Folha - O sr. já está fechando os relatórios da transição. Qual foi a pior herança de Fernando Henrique Cardoso?
Palocci -
Eu acho que é o planejamento estratégico do país, que foi bastante comprometido. O principal problema da privatização foi a indefinição do papel do Estado nesse processo. O país não vai vencer os desafios se ficar focado em duas ou três âncoras.

Folha - O sr. tem dificuldade de montar equipe, faltam quadros no PT?
Palocci -
Você tem de considerar quadros de mercado, de Estado, quadros partidários. Ninguém recusou por causa de salário, mas isso é um problema. Você tem de procurar pessoas que às vezes têm um vencimento cinco vezes maior e convencê-las de vestir a bandeira do Brasil.

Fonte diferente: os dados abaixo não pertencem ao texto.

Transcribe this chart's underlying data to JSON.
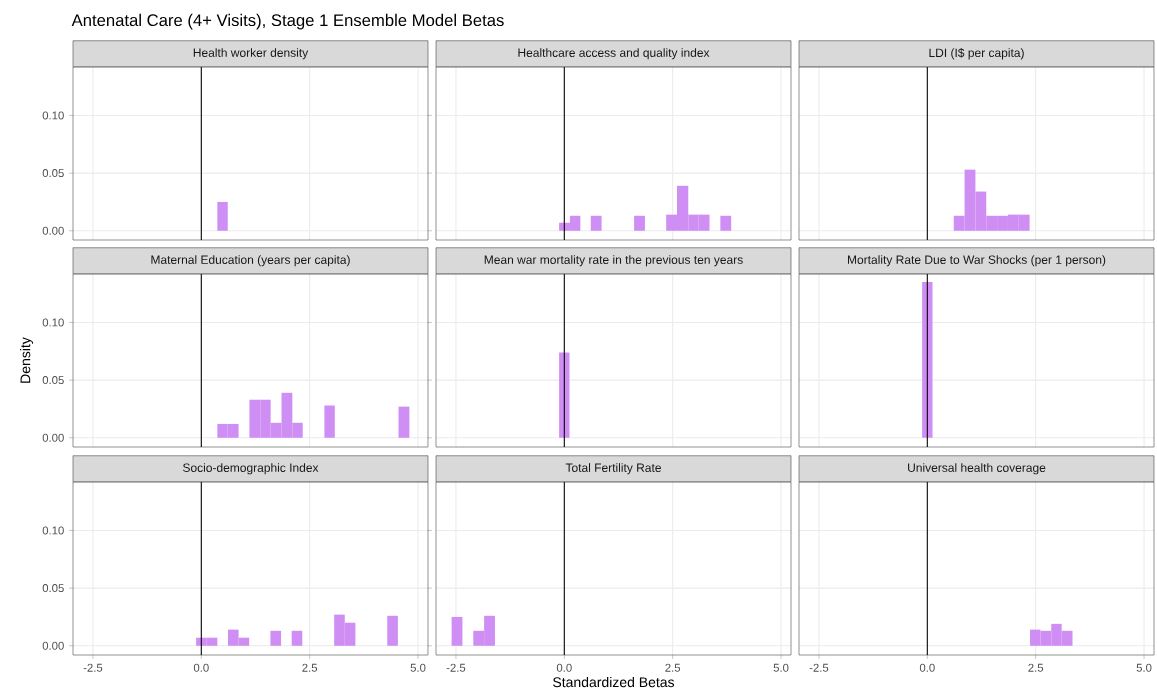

Folha - Depois da PUC do Rio dar origem aos pais do real, qual será a escola predominante no governo Lula?
Palocci -
Eu quero que não tenha uma dominância. Não estou usando filtro ideológico, estou procurando pessoas comprometidas com o projeto de país.
O governo tem de ter uma riqueza de pensamento, não acho que uma equipe tenha de estar voltada para uma escola de pensamento econômico. Ela deve mesclar escolas.